Last week the government finally released the findings from the much-delayed Williams’ review into UK rail as the Williams-Shapps white paper and the introduction of new flexible season tickets is warmly received by passengers.
It will be no surprise to anyone who has conducted any research with rail passengers in the past 20 years that the introduction of a carnet scheme holds appeal.
Whilst the paper itself begins the process of the creation of the new Great British Railways as a central body to oversee all aspects of the industry (and acts as a replacement to the franchising system that has operated since privitisation) the main immediate ‘give away’ for rail users was the announcement of the imminent introduction of flexible season tickets.
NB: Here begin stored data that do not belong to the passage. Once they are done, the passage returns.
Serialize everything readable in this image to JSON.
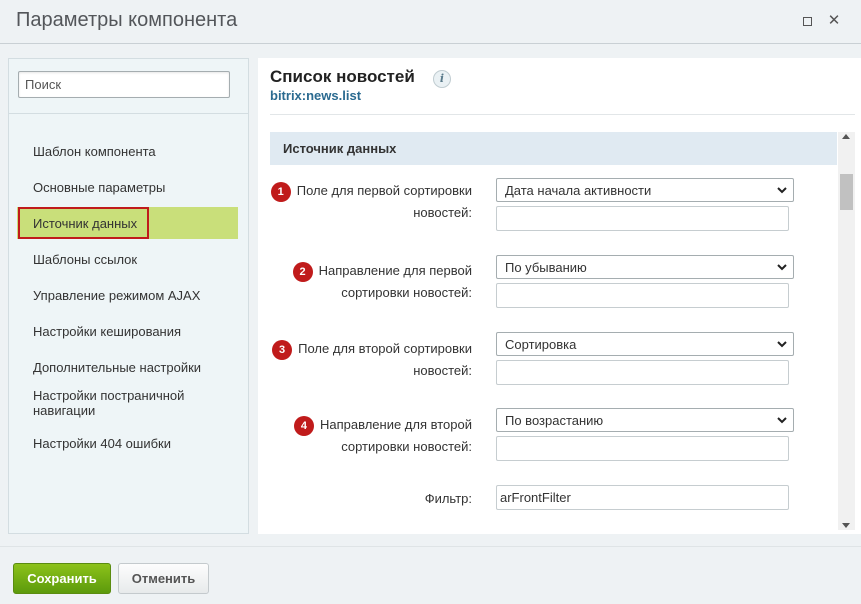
{
  "window": {
    "title": "Параметры компонента"
  },
  "sidebar": {
    "search_placeholder": "Поиск",
    "items": [
      {
        "label": "Шаблон компонента"
      },
      {
        "label": "Основные параметры"
      },
      {
        "label": "Источник данных",
        "active": true
      },
      {
        "label": "Шаблоны ссылок"
      },
      {
        "label": "Управление режимом AJAX"
      },
      {
        "label": "Настройки кеширования"
      },
      {
        "label": "Дополнительные настройки"
      },
      {
        "label": "Настройки постраничной навигации"
      },
      {
        "label": "Настройки 404 ошибки"
      }
    ]
  },
  "component": {
    "title": "Список новостей",
    "code": "bitrix:news.list",
    "info_icon": "i"
  },
  "section": {
    "title": "Источник данных"
  },
  "fields": [
    {
      "badge": "1",
      "label": "Поле для первой сортировки новостей:",
      "value": "Дата начала активности",
      "extra": ""
    },
    {
      "badge": "2",
      "label": "Направление для первой сортировки новостей:",
      "value": "По убыванию",
      "extra": ""
    },
    {
      "badge": "3",
      "label": "Поле для второй сортировки новостей:",
      "value": "Сортировка",
      "extra": ""
    },
    {
      "badge": "4",
      "label": "Направление для второй сортировки новостей:",
      "value": "По возрастанию",
      "extra": ""
    }
  ],
  "filter": {
    "label": "Фильтр:",
    "value": "arFrontFilter"
  },
  "footer": {
    "save_label": "Сохранить",
    "cancel_label": "Отменить"
  },
  "colors": {
    "badge": "#c01b1b",
    "active_item": "#c9df7a",
    "save_button": "#6aa812",
    "link": "#2a6a90"
  }
}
It will be no surprise to anyone who has conducted any research with rail passengers in the past 20 years that the introduction of a carnet scheme holds appeal (it has come up as a request in pretty much every focus group with rail passengers we have seen – regardless of the overall topic that was supposed to be being discussed). Research over the past weekend with 2,269 UK residents demonstrates the appeal, with over a third saying the introduction of these tickets (that allow travel on any eight days within a 28-day window) is more likely to make them travel by train. This reflects both the appeal of this type of ticketing and the general feeling within society that, in the short term at least, there is no rush to get back to the five-day commute. There is no question, therefore, that as a quick and easily accessible headline policy the introduction of these tickets does the job well in an industry where change can be slow and often difficult to communicate.
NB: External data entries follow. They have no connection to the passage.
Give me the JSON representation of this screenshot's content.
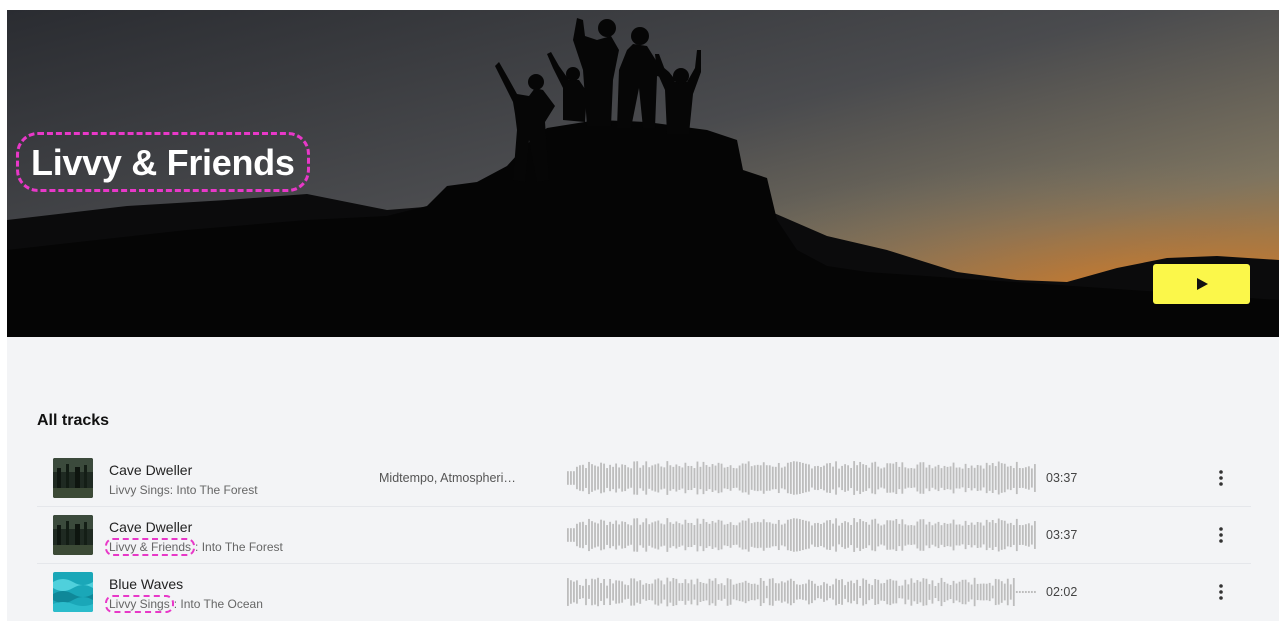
{
  "hero": {
    "title": "Livvy & Friends",
    "play_icon": "play-icon",
    "play_button_color": "#fbf74a"
  },
  "section": {
    "title": "All tracks"
  },
  "colors": {
    "highlight": "#e838c8",
    "background": "#f3f4f6"
  },
  "tracks": [
    {
      "title": "Cave Dweller",
      "artist": "Livvy Sings",
      "album": "Into The Forest",
      "separator": ": ",
      "tags": "Midtempo, Atmospheri…",
      "duration": "03:37",
      "thumb": "forest",
      "highlight_artist": false
    },
    {
      "title": "Cave Dweller",
      "artist": "Livvy & Friends",
      "album": "Into The Forest",
      "separator": ": ",
      "tags": "",
      "duration": "03:37",
      "thumb": "forest",
      "highlight_artist": true
    },
    {
      "title": "Blue Waves",
      "artist": "Livvy Sings",
      "album": "Into The Ocean",
      "separator": ": ",
      "tags": "",
      "duration": "02:02",
      "thumb": "ocean",
      "highlight_artist": true
    }
  ]
}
The detail of the white paper will take years to fully work through the system and for passengers to start to see the other benefits. Whilst just over half (55%) had heard or read something about the Government’s plans to restructure the rail industry and create GBR it had not been noticed by a third of people (33%).
Again, those who had heard or read something were largely positive towards the changes announced (60% being positive) whilst only 12% had a negative reaction (perhaps surprising given the fact that the proposals stop short of full nationalisation which many sources would have people believe was the desired outcome amongst the majority of the general public).
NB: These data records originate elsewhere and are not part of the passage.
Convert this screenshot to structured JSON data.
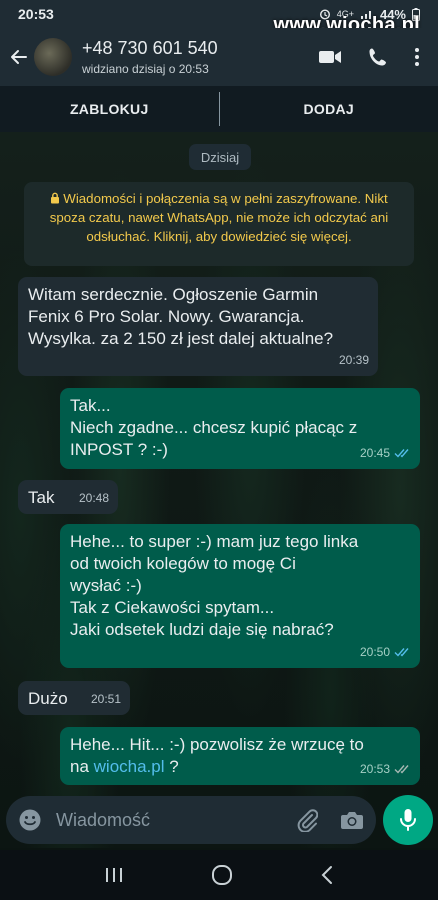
{
  "status_bar": {
    "time": "20:53",
    "network": "4G+",
    "battery": "44%",
    "watermark": "www.wiocha.pl"
  },
  "header": {
    "contact_name": "+48 730 601 540",
    "last_seen": "widziano dzisiaj o 20:53",
    "icons": [
      "back-arrow-icon",
      "video-call-icon",
      "phone-icon",
      "more-vert-icon"
    ]
  },
  "actions": {
    "block": "ZABLOKUJ",
    "add": "DODAJ"
  },
  "chat": {
    "date_chip": "Dzisiaj",
    "encryption_notice": "Wiadomości i połączenia są w pełni zaszyfrowane. Nikt spoza czatu, nawet WhatsApp, nie może ich odczytać ani odsłuchać. Kliknij, aby dowiedzieć się więcej.",
    "messages": [
      {
        "dir": "in",
        "text": "Witam serdecznie. Ogłoszenie Garmin\nFenix 6 Pro Solar. Nowy. Gwarancja.\nWysylka. za 2 150 zł jest dalej aktualne?",
        "time": "20:39"
      },
      {
        "dir": "out",
        "text": "Tak...\nNiech zgadne... chcesz kupić płacąc z\nINPOST ? :-)",
        "time": "20:45",
        "status": "read"
      },
      {
        "dir": "in",
        "text": "Tak",
        "time": "20:48"
      },
      {
        "dir": "out",
        "text": "Hehe... to super :-) mam juz tego linka\nod twoich kolegów to mogę Ci\nwysłać :-)\nTak z Ciekawości spytam...\nJaki odsetek ludzi daje się nabrać?",
        "time": "20:50",
        "status": "read"
      },
      {
        "dir": "in",
        "text": "Dużo",
        "time": "20:51"
      },
      {
        "dir": "out",
        "text_before": "Hehe... Hit... :-) pozwolisz że wrzucę to\nna ",
        "link": "wiocha.pl",
        "text_after": " ?",
        "time": "20:53",
        "status": "delivered"
      }
    ]
  },
  "composer": {
    "placeholder": "Wiadomość"
  },
  "colors": {
    "accent": "#00a884",
    "outgoing_bubble": "#005c4b",
    "incoming_bubble": "#202c33",
    "read_ticks": "#53bdeb",
    "encryption_text": "#f2c94c"
  }
}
So, whilst it has taken a while to arrive, the public would appear to be giving the initial announcements over the future of the rail industry a cautious thumbs up. Hopefully, the opportunity will be taken to make the truly customer centric changes the industry needs, to make it far easier (and quicker) to introduce changes, such as flexible season tickets, that passengers are crying out for. The industry needs to understand its passengers much better, who they are, how they travel and what they want. The starting point for this needs to be much better data collection and usage, by initially looking at data from a customer perspective rather than a focus on rolling stock metrics. With one central body taking on responsibility now is the time for a centralisation of data and for the industry to really start to get to know who their passengers are.